Open WenlongLu opened 10 months ago

WenlongLu commented 10 months ago

Is your feature request related to a problem? Please describe. By kinematic body, I mean a body

  1. whose pose and twist are fully controlly by the user
  2. has infinite mass, and can interact with the rest of the dynamic world It is essentially a special static body with non-zero velocity.

A few examples where it can be used for:

  1. Model the environment, a conveyor belt, a moving truck, etc.
  2. Efficiently simulate a robot movement with controlled motion noise

Describe the solution you'd like Expand the function of Locking to lock velocity as well, not just treat velocity as zeros. Then, expose ports from MBP for users to set poses and spatial velocities.

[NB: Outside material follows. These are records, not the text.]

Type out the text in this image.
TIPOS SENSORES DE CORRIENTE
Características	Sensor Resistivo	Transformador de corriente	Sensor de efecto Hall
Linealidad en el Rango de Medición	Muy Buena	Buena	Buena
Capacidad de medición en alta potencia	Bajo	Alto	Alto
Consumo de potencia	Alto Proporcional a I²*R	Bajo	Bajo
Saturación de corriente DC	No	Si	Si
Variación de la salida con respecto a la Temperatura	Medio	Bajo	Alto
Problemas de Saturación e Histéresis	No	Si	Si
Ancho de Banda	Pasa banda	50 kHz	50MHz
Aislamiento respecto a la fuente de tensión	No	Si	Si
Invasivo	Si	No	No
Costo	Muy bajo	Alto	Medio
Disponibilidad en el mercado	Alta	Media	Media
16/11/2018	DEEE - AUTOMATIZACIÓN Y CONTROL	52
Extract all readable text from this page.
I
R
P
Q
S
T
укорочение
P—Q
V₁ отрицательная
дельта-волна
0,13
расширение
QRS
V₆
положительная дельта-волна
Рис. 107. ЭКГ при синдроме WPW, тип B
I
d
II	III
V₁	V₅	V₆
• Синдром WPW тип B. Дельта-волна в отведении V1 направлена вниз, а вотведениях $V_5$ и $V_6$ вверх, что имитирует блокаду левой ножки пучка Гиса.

Describe alternatives you've considered Lock + SetPoses after each time step. Velocity for contact solve would be wrong. Even for this, I need ports exposed to set poses.

WenlongLu commented 10 months ago

Another alternative would be control the bodies with infinitely high gain. @xuchenhan-tri mentioned, even for this, we need extra feature support from Drake.

@sherm1 @jwnimmer-tri fyi

amcastro-tri commented 10 months ago

Today we support infinite PD gains for 1-dof joints. So if all you wanted is to move your body in xyz, you'd need to create a body model with three prismatic joints. That of course requires the user to write a sligthly more complex SDF/URDF model, but it'd acchieve what you want.

How important (or not) is to prescribe rotations? Would it be an ok first step to only care about translations? FYI, APIs for PD controlled actuators are documented in the "Using PD controlled actuators" section of the MultibodyPlant docs. They are very simple to setup.

WenlongLu commented 10 months ago

Thank you for this suggestion! Xuchen mentioned the same thing. It does look theoretically the same as locking the velocities, right? I wonder why you would't suggest three prismatic joints + three revolute joints to prescribe full rigid motion?

amcastro-tri commented 10 months ago

I wonder why you would't suggest three prismatic joints + three revolute joints to prescribe full rigid motion?

That's defintiely doable. I tend to always implement the simplest thing that gets the job done. But if you also need rotations, your proposed solution with prsimatic and revloute joints should work.